Nigeria
Practice Relating to Rule 73. Biological Weapons
Nigeria’s Manual on the Laws of War mentions the 1925 Geneva Gas Protocol and states:
There is no rule to prevent measures being taken to dry up springs and destroy water-wells from which the enemy may draw water or devastate crops by means of chemicals and bacteria which are not harmful to human beings. Since 1925 a great number of States have signed a protocol for the prohibition of the use in war of asphyxiating gases or bacteriological means of warfare.
The manual includes “using bacteriological methods of warfare” in its list of war crimes.
At the First Review Conference of States Parties to the Biological Weapons Convention in 1980, Nigeria reported that it “had complied fully with its obligations under the [1972 Biological Weapons Convention]. As Nigeria did not possess biological weapons, as defined in article I, it followed that it had no such weapons to destroy, as required by article II, or, indeed, to transfer.”

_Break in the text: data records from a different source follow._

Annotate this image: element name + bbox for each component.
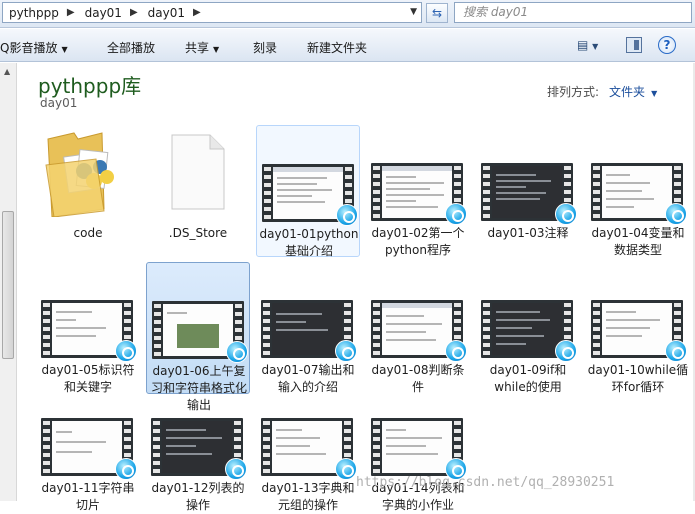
library-subtitle: day01 xyxy=(40,96,78,110)
qq-player-icon xyxy=(225,458,247,480)
command-bar: Q影音播放 ▼ 全部播放 共享 ▼ 刻录 新建文件夹 ▤ ▼ ? xyxy=(0,29,695,62)
qq-player-icon xyxy=(115,458,137,480)
video-item[interactable]: day01-09if和while的使用 xyxy=(476,262,580,394)
chevron-down-icon: ▼ xyxy=(213,45,220,54)
video-item[interactable]: day01-03注释 xyxy=(476,125,580,257)
chevron-right-icon[interactable]: ▶ xyxy=(67,7,75,18)
search-input[interactable]: 搜索 day01 xyxy=(454,2,692,23)
qq-player-icon xyxy=(335,340,357,362)
video-item[interactable]: day01-07输出和输入的介绍 xyxy=(256,262,360,394)
video-item[interactable]: day01-01python基础介绍 xyxy=(256,125,360,258)
chevron-down-icon[interactable]: ▼ xyxy=(410,7,417,17)
folder-item-code[interactable]: code xyxy=(36,125,140,257)
qq-player-icon xyxy=(555,203,577,225)
qq-player-icon xyxy=(115,340,137,362)
preview-pane-icon[interactable] xyxy=(626,37,642,53)
file-icon xyxy=(171,134,225,210)
item-label: day01-11字符串切片 xyxy=(41,481,135,512)
qq-player-icon xyxy=(445,340,467,362)
video-item-selected[interactable]: day01-06上午复习和字符串格式化输出 xyxy=(146,262,250,412)
scrollbar-thumb[interactable] xyxy=(2,211,14,359)
scroll-up-icon[interactable]: ▲ xyxy=(4,67,10,76)
breadcrumb-day01-current[interactable]: day01 ▶ xyxy=(142,3,205,22)
item-label: day01-13字典和元组的操作 xyxy=(261,481,355,512)
item-label: code xyxy=(73,226,103,240)
burn-button[interactable]: 刻录 xyxy=(253,39,277,56)
item-label: day01-04变量和数据类型 xyxy=(591,226,685,257)
file-item-ds-store[interactable]: .DS_Store xyxy=(146,125,250,257)
item-label: day01-09if和while的使用 xyxy=(489,363,567,394)
video-item[interactable]: day01-04变量和数据类型 xyxy=(586,125,690,257)
address-bar[interactable]: pythppp ▶ day01 ▶ day01 ▶ ▼ xyxy=(2,2,422,23)
item-label: day01-10while循环for循环 xyxy=(587,363,689,394)
chevron-down-icon[interactable]: ▼ xyxy=(651,89,657,98)
chevron-down-icon: ▼ xyxy=(61,45,68,54)
item-label: day01-03注释 xyxy=(487,226,569,240)
video-item[interactable]: day01-08判断条件 xyxy=(366,262,470,394)
qq-player-icon xyxy=(665,340,687,362)
scrollbar[interactable]: ▲ xyxy=(0,63,17,501)
video-item[interactable]: day01-10while循环for循环 xyxy=(586,262,690,394)
arrange-by-dropdown[interactable]: 文件夹 xyxy=(609,85,645,99)
video-item[interactable]: day01-14列表和字典的小作业 xyxy=(366,380,470,512)
library-title: pythppp库 xyxy=(38,74,142,98)
video-item[interactable]: day01-05标识符和关键字 xyxy=(36,262,140,394)
qq-player-icon xyxy=(665,203,687,225)
qq-player-icon xyxy=(335,458,357,480)
chevron-right-icon[interactable]: ▶ xyxy=(130,7,138,18)
qq-player-icon xyxy=(445,203,467,225)
qq-player-icon xyxy=(555,340,577,362)
qq-player-icon xyxy=(336,204,358,226)
video-item[interactable]: day01-11字符串切片 xyxy=(36,380,140,512)
qq-player-icon xyxy=(226,341,248,363)
watermark: https://blog.csdn.net/qq_28930251 xyxy=(356,475,615,490)
item-label: day01-02第一个python程序 xyxy=(371,226,465,257)
new-folder-button[interactable]: 新建文件夹 xyxy=(307,39,367,56)
arrange-by: 排列方式: 文件夹 ▼ xyxy=(547,85,658,99)
video-item[interactable]: day01-12列表的操作 xyxy=(146,380,250,512)
qq-player-button[interactable]: Q影音播放 ▼ xyxy=(0,39,68,56)
item-label: .DS_Store xyxy=(168,226,228,240)
view-options-icon[interactable]: ▤ ▼ xyxy=(577,38,605,54)
refresh-button[interactable]: ⇆ xyxy=(426,3,448,23)
folder-icon xyxy=(45,132,114,217)
breadcrumb-pythppp[interactable]: pythppp ▶ xyxy=(3,3,79,22)
help-icon[interactable]: ? xyxy=(658,36,676,54)
play-all-button[interactable]: 全部播放 xyxy=(107,39,155,56)
address-row: pythppp ▶ day01 ▶ day01 ▶ ▼ ⇆ 搜索 day01 xyxy=(0,0,695,28)
chevron-right-icon[interactable]: ▶ xyxy=(193,7,201,18)
item-label: day01-12列表的操作 xyxy=(151,481,245,512)
refresh-icon: ⇆ xyxy=(431,6,443,20)
video-item[interactable]: day01-02第一个python程序 xyxy=(366,125,470,257)
share-button[interactable]: 共享 ▼ xyxy=(185,39,219,56)
item-label: day01-01python基础介绍 xyxy=(259,227,359,258)
file-view: ▲ pythppp库 day01 排列方式: 文件夹 ▼ code .DS_Stor… xyxy=(0,63,695,512)
breadcrumb-day01[interactable]: day01 ▶ xyxy=(79,3,142,22)
video-item[interactable]: day01-13字典和元组的操作 xyxy=(256,380,360,512)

In 1995, during a debate in the First Committee of the UN General Assembly, Nigeria stated that it was committed to the total prohibition of biological weapons.
At the Fourth Review Conference of States Parties to the Biological Weapons Convention in 1996, Nigeria stated: “It is our hope that all weapons of mass destruction – be they biological, … – will be under ban, their production prohibited and their transfer and use outlawed”.